Single by Rak-Su
- Released: 28 September 2018
- Recorded: 2018
- Genre: Latin pop; R&B;
- Length: 3:09
- Label: Syco
- Songwriter(s): Ashley Fongho; Jamaal Shurland; Myles Stephenson; Mustafa Rahimtulla; David Brown; Britten Newbill; Gary Lee Cooper; William Collins; George Clinton; Loren Hill; Marc Valentine; Eugene Hanes Jr.; Ryan Williamson;
- Producer(s): Banx & Ranx; RyKeyz; Cameron Gower Poole (voc.);

Rak-Su singles chronology
| "Pyro Ting" (2018) | "I Want You to Freak" (2018) | "Yours or Mine" (2019) |

= I Want You to Freak =

"I Want You to Freak" is a song by British group Rak-Su. It samples Adina Howard's 1995 single "Freak Like Me". The band first performed the song during the live shows on the fifteenth season of The X Factor. The single has since peaked at number 39 on the UK Singles Chart, after debuting at number 58 on the chart dated 5 October 2018, becoming their second top 40 single after "Dimelo".

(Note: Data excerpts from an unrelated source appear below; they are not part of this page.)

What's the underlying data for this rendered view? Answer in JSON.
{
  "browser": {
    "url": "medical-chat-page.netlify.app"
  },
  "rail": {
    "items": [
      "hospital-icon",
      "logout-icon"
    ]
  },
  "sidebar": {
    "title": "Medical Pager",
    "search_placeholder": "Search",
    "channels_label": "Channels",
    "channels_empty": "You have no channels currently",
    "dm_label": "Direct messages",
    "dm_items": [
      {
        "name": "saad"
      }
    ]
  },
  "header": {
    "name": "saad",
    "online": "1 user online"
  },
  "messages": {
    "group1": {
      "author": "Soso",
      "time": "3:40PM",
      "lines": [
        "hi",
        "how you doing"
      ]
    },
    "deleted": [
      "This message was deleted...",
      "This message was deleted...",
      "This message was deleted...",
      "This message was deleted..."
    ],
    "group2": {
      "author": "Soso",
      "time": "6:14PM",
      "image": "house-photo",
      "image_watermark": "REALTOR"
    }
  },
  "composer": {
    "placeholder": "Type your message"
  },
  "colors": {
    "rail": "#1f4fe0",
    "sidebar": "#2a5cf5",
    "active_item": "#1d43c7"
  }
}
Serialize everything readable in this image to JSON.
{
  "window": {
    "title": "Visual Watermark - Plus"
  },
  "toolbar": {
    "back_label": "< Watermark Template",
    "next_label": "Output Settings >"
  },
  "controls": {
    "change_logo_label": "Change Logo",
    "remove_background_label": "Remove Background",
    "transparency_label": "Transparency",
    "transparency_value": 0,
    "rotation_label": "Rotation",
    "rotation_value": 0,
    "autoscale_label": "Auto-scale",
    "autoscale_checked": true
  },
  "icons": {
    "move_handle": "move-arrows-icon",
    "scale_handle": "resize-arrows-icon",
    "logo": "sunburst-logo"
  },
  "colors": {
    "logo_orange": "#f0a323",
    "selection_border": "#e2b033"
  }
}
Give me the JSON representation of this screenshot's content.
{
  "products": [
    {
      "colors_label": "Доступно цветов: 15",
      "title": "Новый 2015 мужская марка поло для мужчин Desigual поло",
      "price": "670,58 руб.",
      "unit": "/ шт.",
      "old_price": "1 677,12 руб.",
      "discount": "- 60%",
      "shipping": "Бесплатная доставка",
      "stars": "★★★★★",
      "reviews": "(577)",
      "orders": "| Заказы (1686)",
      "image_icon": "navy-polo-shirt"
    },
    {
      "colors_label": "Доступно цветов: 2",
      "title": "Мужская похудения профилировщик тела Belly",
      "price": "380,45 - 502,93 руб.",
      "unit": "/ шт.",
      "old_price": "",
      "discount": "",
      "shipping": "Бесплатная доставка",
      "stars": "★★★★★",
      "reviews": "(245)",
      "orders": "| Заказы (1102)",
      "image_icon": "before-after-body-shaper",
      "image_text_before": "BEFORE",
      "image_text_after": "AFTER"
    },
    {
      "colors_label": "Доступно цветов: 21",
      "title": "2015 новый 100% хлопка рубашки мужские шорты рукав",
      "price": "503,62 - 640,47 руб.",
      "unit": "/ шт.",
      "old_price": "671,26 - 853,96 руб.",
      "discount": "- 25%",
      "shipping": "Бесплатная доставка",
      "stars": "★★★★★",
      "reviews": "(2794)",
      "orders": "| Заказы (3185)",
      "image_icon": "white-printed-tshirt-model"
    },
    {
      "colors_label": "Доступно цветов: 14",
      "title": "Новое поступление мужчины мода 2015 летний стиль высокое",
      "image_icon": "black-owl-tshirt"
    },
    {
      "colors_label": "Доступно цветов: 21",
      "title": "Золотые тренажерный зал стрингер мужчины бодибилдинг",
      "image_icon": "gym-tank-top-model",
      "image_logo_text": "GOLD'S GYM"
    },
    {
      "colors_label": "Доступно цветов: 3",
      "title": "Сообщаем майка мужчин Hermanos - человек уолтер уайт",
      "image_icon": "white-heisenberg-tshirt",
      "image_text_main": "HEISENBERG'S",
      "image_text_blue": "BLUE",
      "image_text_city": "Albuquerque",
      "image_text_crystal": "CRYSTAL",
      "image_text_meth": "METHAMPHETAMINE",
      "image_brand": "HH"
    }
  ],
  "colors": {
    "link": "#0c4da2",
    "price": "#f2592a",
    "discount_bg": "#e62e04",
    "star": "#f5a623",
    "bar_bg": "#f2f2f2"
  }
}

The single's music video was released on 4 October 2018, via the group's official YouTube account.

== Charts ==

| Chart (2018) | Peak position |
|---|---|
| Ireland (IRMA) | 82 |
| Scotland (OCC) | 17 |
| UK Singles (OCC) | 39 |

==Certifications==

| Region | Certification | Certified units/sales |
| United Kingdom (BPI) | Silver | 200,000^{‡} |
^{‡} Sales+streaming figures based on certification alone.